Por isso, o projeto já entra em operação com a Anglo de olho em ampliar
a capacidade de produção da mina para 30 milhões de toneladas/ano.
Segundo Castellari, a expansão é possível apenas com melhorias operacionais e sem grandes investimentos.
Além de ganhar escala, o excedente de produção deve ajudar a companhia a
carimbar um selo de qualidade no minério extraído do Minas-Rio, que tem
68% de teor de ferro e baixo nível de contaminantes.

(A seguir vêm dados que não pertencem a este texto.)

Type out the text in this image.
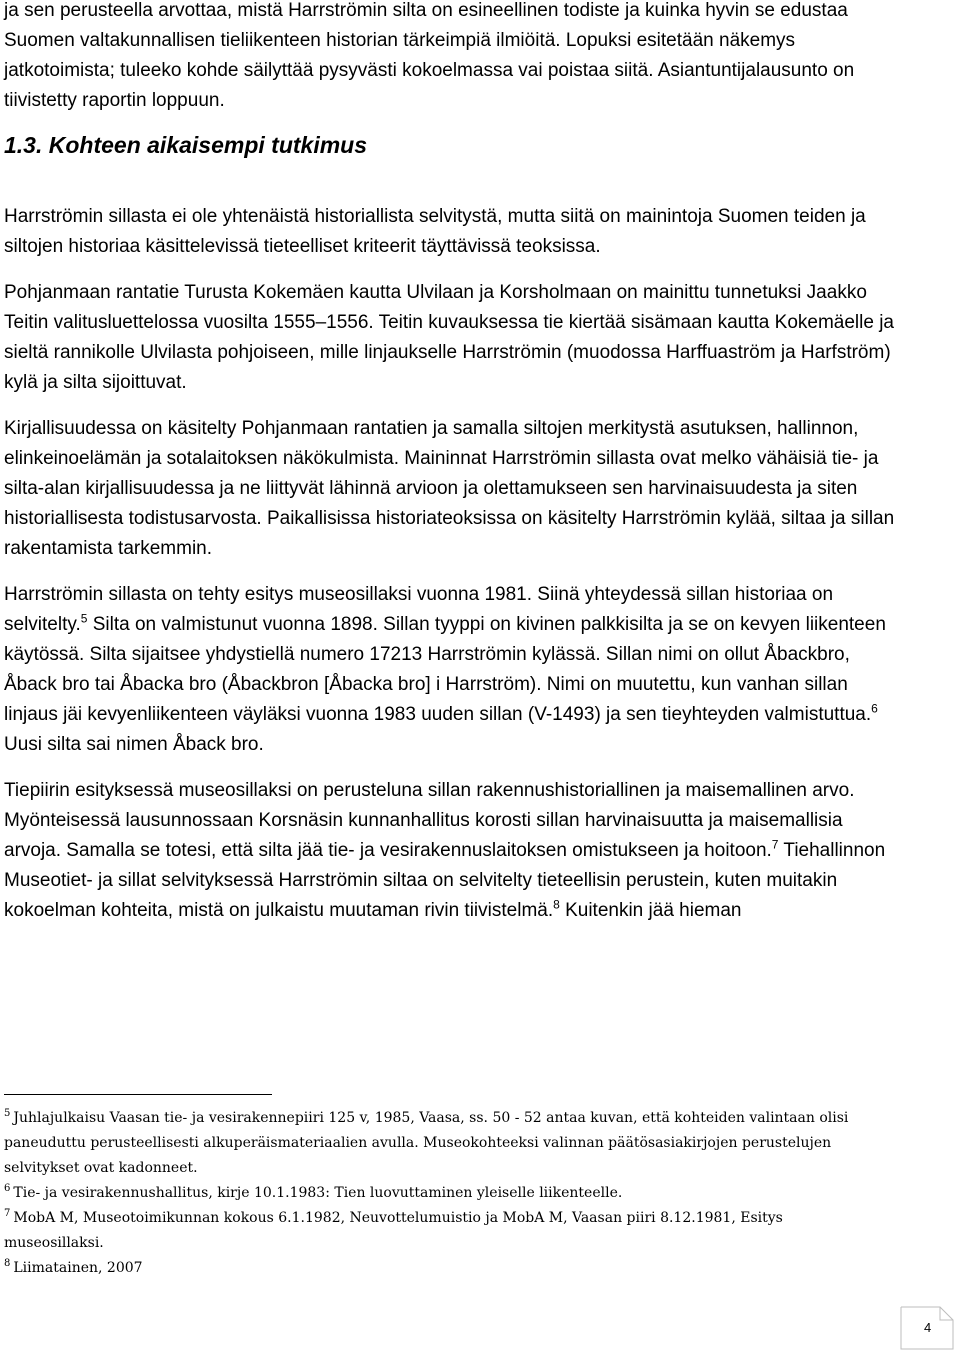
ja sen perusteella arvottaa, mistä Harrströmin silta on esineellinen todiste ja kuinka hyvin se edustaa Suomen valtakunnallisen tieliikenteen historian tärkeimpiä ilmiöitä. Lopuksi esitetään näkemys jatkotoimista; tuleeko kohde säilyttää pysyvästi kokoelmassa vai poistaa siitä. Asiantuntijalausunto on tiivistetty raportin loppuun.

1.3. Kohteen aikaisempi tutkimus

Harrströmin sillasta ei ole yhtenäistä historiallista selvitystä, mutta siitä on mainintoja Suomen teiden ja siltojen historiaa käsittelevissä tieteelliset kriteerit täyttävissä teoksissa.

Pohjanmaan rantatie Turusta Kokemäen kautta Ulvilaan ja Korsholmaan on mainittu tunnetuksi Jaakko Teitin valitusluettelossa vuosilta 1555–1556. Teitin kuvauksessa tie kiertää sisämaan kautta Kokemäelle ja sieltä rannikolle Ulvilasta pohjoiseen, mille linjaukselle Harrströmin (muodossa Harffuaström ja Harfström) kylä ja silta sijoittuvat.

Kirjallisuudessa on käsitelty Pohjanmaan rantatien ja samalla siltojen merkitystä asutuksen, hallinnon, elinkeinoelämän ja sotalaitoksen näkökulmista. Maininnat Harrströmin sillasta ovat melko vähäisiä tie- ja silta-alan kirjallisuudessa ja ne liittyvät lähinnä arvioon ja olettamukseen sen harvinaisuudesta ja siten historiallisesta todistusarvosta. Paikallisissa historiateoksissa on käsitelty Harrströmin kylää, siltaa ja sillan rakentamista tarkemmin.

Harrströmin sillasta on tehty esitys museosillaksi vuonna 1981. Siinä yhteydessä sillan historiaa on selvitelty.$^5$ Silta on valmistunut vuonna 1898. Sillan tyyppi on kivinen palkkisilta ja se on kevyen liikenteen käytössä. Silta sijaitsee yhdystiellä numero 17213 Harrströmin kylässä. Sillan nimi on ollut Åbackbro, Åback bro tai Åbacka bro (Åbackbron [Åbacka bro] i Harrström). Nimi on muutettu, kun vanhan sillan linjaus jäi kevyenliikenteen väyläksi vuonna 1983 uuden sillan (V-1493) ja sen tieyhteyden valmistuttua.$^6$ Uusi silta sai nimen Åback bro.

Tiepiirin esityksessä museosillaksi on perusteluna sillan rakennushistoriallinen ja maisemallinen arvo. Myönteisessä lausunnossaan Korsnäsin kunnanhallitus korosti sillan harvinaisuutta ja maisemallisia arvoja. Samalla se totesi, että silta jää tie- ja vesirakennuslaitoksen omistukseen ja hoitoon.$^7$ Tiehallinnon Museotiet- ja sillat selvityksessä Harrströmin siltaa on selvitelty tieteellisin perustein, kuten muitakin kokoelman kohteita, mistä on julkaistu muutaman rivin tiivistelmä.$^8$ Kuitenkin jää hieman

$^5$ Juhlajulkaisu Vaasan tie- ja vesirakennepiiri 125 v, 1985, Vaasa, ss. 50 - 52 antaa kuvan, että kohteiden valintaan olisi paneuduttu perusteellisesti alkuperäismateriaalien avulla. Museokohteeksi valinnan päätösasiakirjojen perustelujen selvitykset ovat kadonneet.

$^6$ Tie- ja vesirakennushallitus, kirje 10.1.1983: Tien luovuttaminen yleiselle liikenteelle.

$^7$ MobA M, Museotoimikunnan kokous 6.1.1982, Neuvottelumuistio ja MobA M, Vaasan piiri 8.12.1981, Esitys museosillaksi.

$^8$ Liimatainen, 2007

4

"Nossa estratégia é usar esse volume para mostrar ao mercado que esse
produto é diferenciado e conseguir chegar a outros clientes", revelou.
O executivo admite que os contratos de longo prazo herdados pela Anglo
com a compra do ativo da MMX não eram muito "atraentes" e carregavam
descontos por terem sido negociados com o projeto ainda em uma fase
muito inicial.
"A notícia boa é que temos confiança de que vamos conseguir atrair
prêmio (de qualidade para o minério), compensando esses descontos."
O analista de investimento da SLW Corretora, Pedro Galdi, lembra que o
Minas-Rio entrará em operação em um momento delicado para o setor,
quando a economia chinesa desacelera e o preço médio do minério está
abaixo de US$ 100 por tonelada.
Embora avalie que a China continuará sendo uma forte compradora de
minério, ele lembra que o governo chinês está tomando medidas para
conter a poluição que fatalmente afetarão siderúrgicas locais.
"O projeto Minas-Rio ultrapassou as barreiras do racional, se tornou
muito caro e, nesse cenário, pode não ter um retorno tão bom", diz.
Mesmo com a cotação do minério de ferro abaixo dos US$ 100 por tonelada
nas últimas semanas, a commodity continua entre as mais atrativas no
planejamento de longo prazo da Anglo American.
A análise da empresa é que a China continuará investindo em
infraestrutura. Ao mesmo tempo, à medida em que o preço cai, produtores
com custos mais altos tendem a fechar as portas.